I read a few papers from the past few years, and I am overwhelmed by His steadfast love and mercy.

This is the application portion from a paper I wrote on Romans 8:1-11 last fall semester (October 27, 2010), for my Romans class. I actually wrote about the experience in a previous blog post:

"The present realities that there is no condemnation in Christ and the Spirit lives within believers are freeing and exciting truths for believers! These truths describe the life we have in Christ and in the Spirit, which is not a struggle between flesh and spirit – a battle that seems hopeless, but it is a life that is characterized by life and peace. The truth that the very Spirit that raised Christ from the dead dwells in us is powerful.

Writing this paper brought great joy to me, because as I meditated on these truths, I saw and felt much hope and freedom. Because I often feel guilt and condemnation which leads to a spiral down into despair, the truth that there is no condemnation in Christ is greatly freeing. For someone who struggles with the guilt and shame of depression, this truth has been transforming for me and gives me great hope. The reality that the Spirit lives within me and that there is life and power in Him also gives me great hope as I know this is a struggle that is not hopeless, but that there is victory and there is hope in the transforming work of the Spirit. While it is hard to confront the pain of looking at myself and the pain of my past, I see the hope that Christ and the Spirit give. Even in the pain and suffering, I know that Christ is holding me in His loving arms and that the Spirit’s power lives within me – and this gives me great comfort and hope.
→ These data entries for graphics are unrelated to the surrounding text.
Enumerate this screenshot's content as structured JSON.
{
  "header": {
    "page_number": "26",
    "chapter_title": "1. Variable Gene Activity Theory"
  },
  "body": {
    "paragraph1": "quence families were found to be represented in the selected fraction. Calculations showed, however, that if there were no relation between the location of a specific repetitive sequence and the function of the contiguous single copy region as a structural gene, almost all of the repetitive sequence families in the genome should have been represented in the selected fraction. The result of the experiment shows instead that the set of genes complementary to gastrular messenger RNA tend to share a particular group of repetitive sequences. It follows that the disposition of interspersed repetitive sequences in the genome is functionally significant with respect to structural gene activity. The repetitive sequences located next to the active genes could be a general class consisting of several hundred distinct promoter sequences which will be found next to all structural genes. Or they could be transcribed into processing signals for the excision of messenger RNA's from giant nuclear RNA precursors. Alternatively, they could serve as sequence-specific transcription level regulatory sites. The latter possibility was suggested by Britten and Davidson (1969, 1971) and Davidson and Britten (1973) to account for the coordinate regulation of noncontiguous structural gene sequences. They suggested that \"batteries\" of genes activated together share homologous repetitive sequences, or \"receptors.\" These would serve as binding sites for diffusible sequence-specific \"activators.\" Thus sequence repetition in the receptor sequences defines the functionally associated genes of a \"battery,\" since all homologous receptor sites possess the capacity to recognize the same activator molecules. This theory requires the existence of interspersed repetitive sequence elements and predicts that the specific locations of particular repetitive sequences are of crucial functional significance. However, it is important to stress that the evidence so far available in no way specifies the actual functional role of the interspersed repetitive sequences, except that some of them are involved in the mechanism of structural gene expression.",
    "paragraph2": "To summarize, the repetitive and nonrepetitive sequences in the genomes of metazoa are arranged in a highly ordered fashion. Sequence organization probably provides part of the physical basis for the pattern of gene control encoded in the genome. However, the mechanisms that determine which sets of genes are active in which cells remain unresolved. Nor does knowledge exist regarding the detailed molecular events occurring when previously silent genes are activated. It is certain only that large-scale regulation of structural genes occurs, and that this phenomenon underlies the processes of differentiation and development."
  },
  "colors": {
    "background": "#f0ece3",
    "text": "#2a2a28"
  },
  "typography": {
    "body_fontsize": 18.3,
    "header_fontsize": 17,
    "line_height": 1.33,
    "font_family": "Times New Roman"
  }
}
I found so much joy in these truths that I actually started dancing in the middle of writing this paper because I cannot contain the joy that I feel while thinking about the great freedom and hope I have in Christ. I am thankful for the consolation God has given me while writing this paper, since it has been awhile since I’ve felt this excited. I love the truths of Romans 8 and having the opportunity to study these truths. I am now exuding with joy."

As I read this paper today, I was moved to tears at the how the Lord has truly brought so much freedom to my life. Even in the midst of a time when I was in a deep depression, the Lord showed me the transforming power of His truth and love through His Word, and through community. I am not the same person I was when I entered Talbot three and a half years ago, or even a year ago, and I am thankful for the Lord's grace in my life.


I am overjoyed! This picture is from a Talbot hoodie photo shoot, courtesy of Wade Chan. I love this jumping picture with my fellow Talbot A.S. teammates with Josh, Andrew, Annalyssa, and Crystal.
I also love this picture - just shows how amazing our Talbot faculty and staff are. From the left: Dr. Richard Rigsby - Hebrew professor/Talbot Bible Lands professor/my Talbot grandpa; Dr. Scott Rae - Philosophy Professor; Anita Regehr - Talbot receptionist a.k.a. Talbot mom; Gail Neal - Bible Exposition/Philosophy Departmental secretary.